Q&A: Everything you need to know about your metabolic age

‘Kinda wondering about the science’ behind the latest measurement?

Taoiseach Leo Varadkar was shocked to discover his metabolic age: “Surprised to hear that, kinda wondering about the science.” Photograph: RTÉ

Taoiseach Leo Varadkar was shocked to discover his metabolic age: “Surprised to hear that, kinda wondering about the science.” Photograph: RTÉ

 

Taoiseach Leo Varadkar was surprised to discover he had a metabolic age of 53 on RTÉ’s Operation Transformation programme.

Having just turned 40, Mr Varadkar’s first response was to query the science behind the measurement: “Surprised to hear that, kinda wondering about the science.”

What is the significance of metabolic age?

Metabolic age is based on your basal metabolic rate, commonly known as BMR. This is the amount of energy or kilocalories you burn a day to keep your body functioning, before you do any activity, compared with the average in your age group.

It shifts the focus away from weight alone as a health indicator, to looking at the body’s composition of muscle and fat.

Is there any science behind it?

Typical metabolic age testing accurately takes into account visceral fat around the stomach, weight, muscle mass and percentage body fat, by standing on scales and attaching electrodes to the hands and feet. Combining the data in the electronic device yields your metabolic age.

Does it matter?

Muscle burns more than fat, so the fitter and healthier you are the better and lower your metabolic age. An older metabolic age may mean there is work to be done on fitness or diet – in some instances, there can be another contributing medial problem.

Metabolic testing is significantly more accurate than tests used in the past. A dietician can use a person’s height, weight and age to estimate metabolic rate, but the results are not as reliable.

If your metabolic age is lower than your actual age, it means your body is in good health. If your metabolic age is higher than your actual age, it may mean you have health problems or may need to change your eating and exercising habits.
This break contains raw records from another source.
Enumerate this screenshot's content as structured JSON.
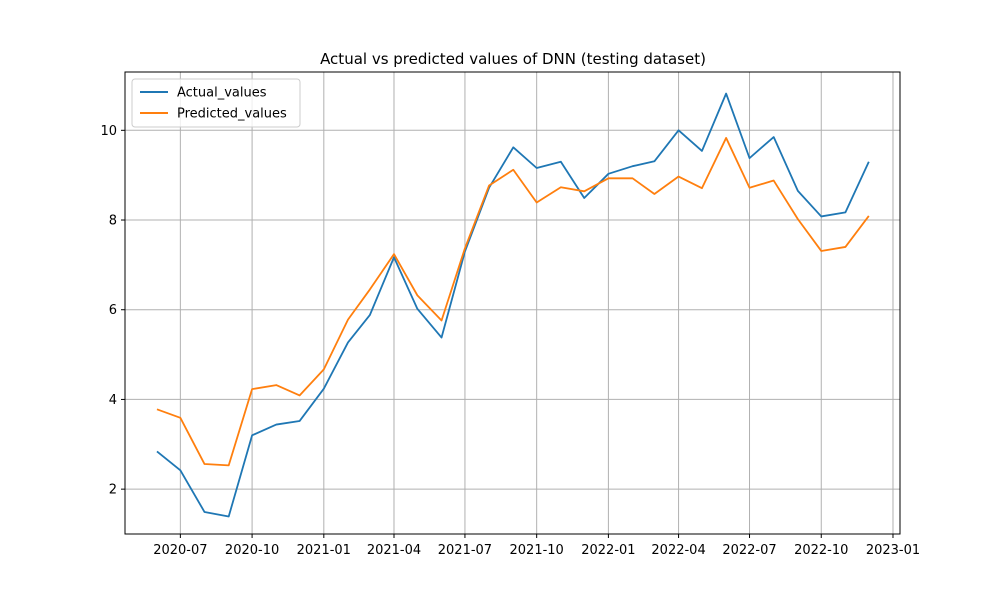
{
  "chart_data": {
    "type": "line",
    "title": "Actual vs predicted values of DNN (testing dataset)",
    "xlabel": "",
    "ylabel": "",
    "x": [
      "2020-06-01",
      "2020-07-01",
      "2020-08-01",
      "2020-09-01",
      "2020-10-01",
      "2020-11-01",
      "2020-12-01",
      "2021-01-01",
      "2021-02-01",
      "2021-03-01",
      "2021-04-01",
      "2021-05-01",
      "2021-06-01",
      "2021-07-01",
      "2021-08-01",
      "2021-09-01",
      "2021-10-01",
      "2021-11-01",
      "2021-12-01",
      "2022-01-01",
      "2022-02-01",
      "2022-03-01",
      "2022-04-01",
      "2022-05-01",
      "2022-06-01",
      "2022-07-01",
      "2022-08-01",
      "2022-09-01",
      "2022-10-01",
      "2022-11-01",
      "2022-12-01"
    ],
    "series": [
      {
        "name": "Actual_values",
        "color": "#1f77b4",
        "values": [
          2.84,
          2.42,
          1.49,
          1.39,
          3.2,
          3.44,
          3.52,
          4.24,
          5.27,
          5.88,
          7.17,
          6.02,
          5.38,
          7.3,
          8.72,
          9.62,
          9.16,
          9.3,
          8.49,
          9.03,
          9.2,
          9.31,
          10.0,
          9.54,
          10.82,
          9.38,
          9.85,
          8.65,
          8.08,
          8.17,
          9.3
        ]
      },
      {
        "name": "Predicted_values",
        "color": "#ff7f0e",
        "values": [
          3.78,
          3.59,
          2.56,
          2.53,
          4.23,
          4.32,
          4.09,
          4.67,
          5.78,
          6.45,
          7.24,
          6.32,
          5.76,
          7.37,
          8.77,
          9.12,
          8.39,
          8.73,
          8.64,
          8.93,
          8.93,
          8.58,
          8.97,
          8.71,
          9.83,
          8.72,
          8.88,
          8.02,
          7.31,
          7.4,
          8.09
        ]
      }
    ],
    "xlim": [
      "2020-04-21",
      "2023-01-10"
    ],
    "ylim": [
      1.0,
      11.3
    ],
    "x_ticks": [
      "2020-07-01",
      "2020-10-01",
      "2021-01-01",
      "2021-04-01",
      "2021-07-01",
      "2021-10-01",
      "2022-01-01",
      "2022-04-01",
      "2022-07-01",
      "2022-10-01",
      "2023-01-01"
    ],
    "x_tick_labels": [
      "2020-07",
      "2020-10",
      "2021-01",
      "2021-04",
      "2021-07",
      "2021-10",
      "2022-01",
      "2022-04",
      "2022-07",
      "2022-10",
      "2023-01"
    ],
    "y_ticks": [
      2,
      4,
      6,
      8,
      10
    ],
    "y_tick_labels": [
      "2",
      "4",
      "6",
      "8",
      "10"
    ],
    "grid": true,
    "legend": {
      "placement": "top-left"
    }
  }
}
Can you improve your score?

Yes. A combination of diet and exercise can over time improve your score in most cases. As one gets older, metabolism slows down and maximising muscle mass may become a more important priority.

Are all tests the same?

Your BMR can be calculated by range of devices now widely available. More streamlined devices cost between €70 and €350 and are available in pharmacies, gyms and sports clubs. In hospitals and clinical settings much more sophisticated technology is used capable of taking a wider range of measurements.

Operation Transformation working with the Irish Pharmacy Union offered free tests this week at over 430 pharmacies across the country – the device used was a “body composition analyser” made by scales manufacturer Tanita, which is supplied by the Irish company Pharmed.

What should tests cost?

Typically, a test in a pharmacy can cost up to €5, though some outlets offer the service free of charge. In the UK, it cost the equivalent of €50 with a consultation. In a clinical setting, which tests can including cardiovascular health assessments, the cost is considerably higher.

Who should do the test?

Determining your BMR is useful information, especially if in a weight-loss programme or seeking to improve fitness. So the test can help make better use of a workout by helping to determine what form of exercise works best.

It’s easier to manage your weight when you know how many calories you burn daily – and it can vary depending on the individual. With this assessment, you learn how your natural metabolism is helping or hindering goals.